Experiment No.4 - voltage drop

In this exercise we where given 1 resistor, 1 5v1 400mw zener diode and one 1N4007 diode. With these I made a circuit and measured voltage drop at given points.

Vs = 10 & 15v
R = 1k ohms

10 Volts 15 Volts

Volt drop v1 5.04v 5.16v

Volt drop v2 .74v .76v

volt drop v3 5.78v 5.93v

Volt drop v4 4.19v 9.02v

Caculated current A 4.19mA 9.02mA

With the Zener diode in reverse polarity it drops it rated voltage which is why V1 is around 5v. Because the other diode is in foward polarity it only uses up its rated .7v.

Experiment No.3 - resistors and diodes

In this experiment we where given 2 resistors and a 5v1 400mW Zener diode and built a circuit.


R= 100 ohms
RL = 100 ohms
Vs = 12v , 10v , 15v

value of Vz = 4.94v
value of Vz = 4.69v
Value of Vz = 5.07v

As the supply voltage drops ans increases the zener diode should hold 5.1v but as it is a cheap zener diode this does not happen.

This type of circuit would be used for voltage regulation

Then I reversed the polarity of the zener diode,

Now the value of Vz is .84v, thsi is because this is the foward rated voltage drop of the zener diode.

Experiment No.2 - Diodes

In this experiment we where given two types of diodes, one a rectifer diode and the other a LED, we had to identify the anode and cathode of these two diodes using a multimeter.

The cathode end of the recifier diode is shown by a silver strip going around the end of it.

The cathode end of the LED is shown by the shorter leg which is the cathode or a flat spot on the LED next to the cathode end.

Next I had to caculate the value of current flowing through the diode in a circuit. I made this circuit using a 5v input, a 1kohm resistor and a 1N4007 diode on a breadboard.

Caculated current flow

5v - .7 = 4.3mA

I = 4.3/1 = 4.3mA

Measured

4.7mA

This reading is a little higher than i thought it would have been, but there is not much difference between the two.

The maximum value of the current that can flow through the diode is 1A.

For the 1kohm resistor the maximum value of V's so the diode operates in asafe region is 1000vs.

Next I replaced the diode with the LED and caculated the current.

Caculated current flow

5v - 1.94 = 3.06

I = 3.06/1 = 3.06ma

Measured

3mA

I observed that the LED uses more voltage (voltage drop) than the diode, this is because the LED needs voltage to light up.

Experiment No.1 - Resistors

The First experiment was to identify and test 6 different resistors.
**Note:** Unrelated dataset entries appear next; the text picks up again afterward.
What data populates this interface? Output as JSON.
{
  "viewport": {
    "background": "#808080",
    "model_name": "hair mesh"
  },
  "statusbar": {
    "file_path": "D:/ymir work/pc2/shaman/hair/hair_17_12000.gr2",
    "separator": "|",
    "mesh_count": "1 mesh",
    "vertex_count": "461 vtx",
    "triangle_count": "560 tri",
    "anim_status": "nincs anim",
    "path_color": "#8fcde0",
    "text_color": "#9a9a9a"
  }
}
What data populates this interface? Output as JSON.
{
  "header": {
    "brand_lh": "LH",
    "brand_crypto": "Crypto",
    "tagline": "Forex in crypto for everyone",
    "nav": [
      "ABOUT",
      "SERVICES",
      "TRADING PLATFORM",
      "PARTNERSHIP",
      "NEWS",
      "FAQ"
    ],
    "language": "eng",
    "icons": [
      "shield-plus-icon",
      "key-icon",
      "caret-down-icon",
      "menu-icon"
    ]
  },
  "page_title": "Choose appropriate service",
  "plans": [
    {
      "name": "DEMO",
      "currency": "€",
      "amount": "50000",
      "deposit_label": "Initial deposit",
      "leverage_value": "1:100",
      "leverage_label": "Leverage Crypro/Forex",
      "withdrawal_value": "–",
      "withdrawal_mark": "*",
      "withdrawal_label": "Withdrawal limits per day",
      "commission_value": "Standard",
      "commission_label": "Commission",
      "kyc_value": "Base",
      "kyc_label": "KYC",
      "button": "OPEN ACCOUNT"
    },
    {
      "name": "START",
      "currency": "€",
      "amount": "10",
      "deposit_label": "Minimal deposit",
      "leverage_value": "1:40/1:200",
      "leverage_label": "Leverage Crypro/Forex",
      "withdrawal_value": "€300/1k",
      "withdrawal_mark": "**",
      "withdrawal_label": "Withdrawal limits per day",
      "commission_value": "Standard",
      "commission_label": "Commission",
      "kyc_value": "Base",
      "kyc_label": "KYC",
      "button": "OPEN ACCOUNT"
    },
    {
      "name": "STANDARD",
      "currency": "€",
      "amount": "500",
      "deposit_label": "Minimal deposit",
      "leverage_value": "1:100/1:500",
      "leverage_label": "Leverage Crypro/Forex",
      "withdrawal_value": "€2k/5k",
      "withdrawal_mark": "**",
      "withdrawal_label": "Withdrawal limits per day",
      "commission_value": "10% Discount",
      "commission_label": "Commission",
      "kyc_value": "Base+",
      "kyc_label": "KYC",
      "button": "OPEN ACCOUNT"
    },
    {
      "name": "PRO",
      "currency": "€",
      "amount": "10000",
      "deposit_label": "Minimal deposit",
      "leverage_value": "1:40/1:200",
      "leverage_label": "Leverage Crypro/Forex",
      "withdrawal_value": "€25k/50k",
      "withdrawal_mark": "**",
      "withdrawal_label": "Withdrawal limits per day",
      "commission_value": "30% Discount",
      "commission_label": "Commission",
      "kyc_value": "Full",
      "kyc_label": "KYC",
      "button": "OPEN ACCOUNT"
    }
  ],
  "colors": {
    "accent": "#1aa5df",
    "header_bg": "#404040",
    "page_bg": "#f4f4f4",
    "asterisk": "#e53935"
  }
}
First I worked out their values by their colour bands, then measured the resistances of each one using a multimeter.

After I worked out the 6 resistances I chose two resistors and measured the resistances in series and parallel,.

Resistor 1 = 20.1 ohms

Resistor 2 = 330 ohms

Resistance in series

Rt = R1 + R2

20.1 + 330 = 350.1 ohms

Measured = 349 ohms

Resistance in parallel

1/Rt = 1/R1 + 1/R2

1/(1/20.1 + 1/350.1) = 19.009 ohms

Measured = 18.8 ohms

This shows that the resistance is greater when connected in series. This is becasue when connected in parallel the resistance is always going to be less than the lowest resistance.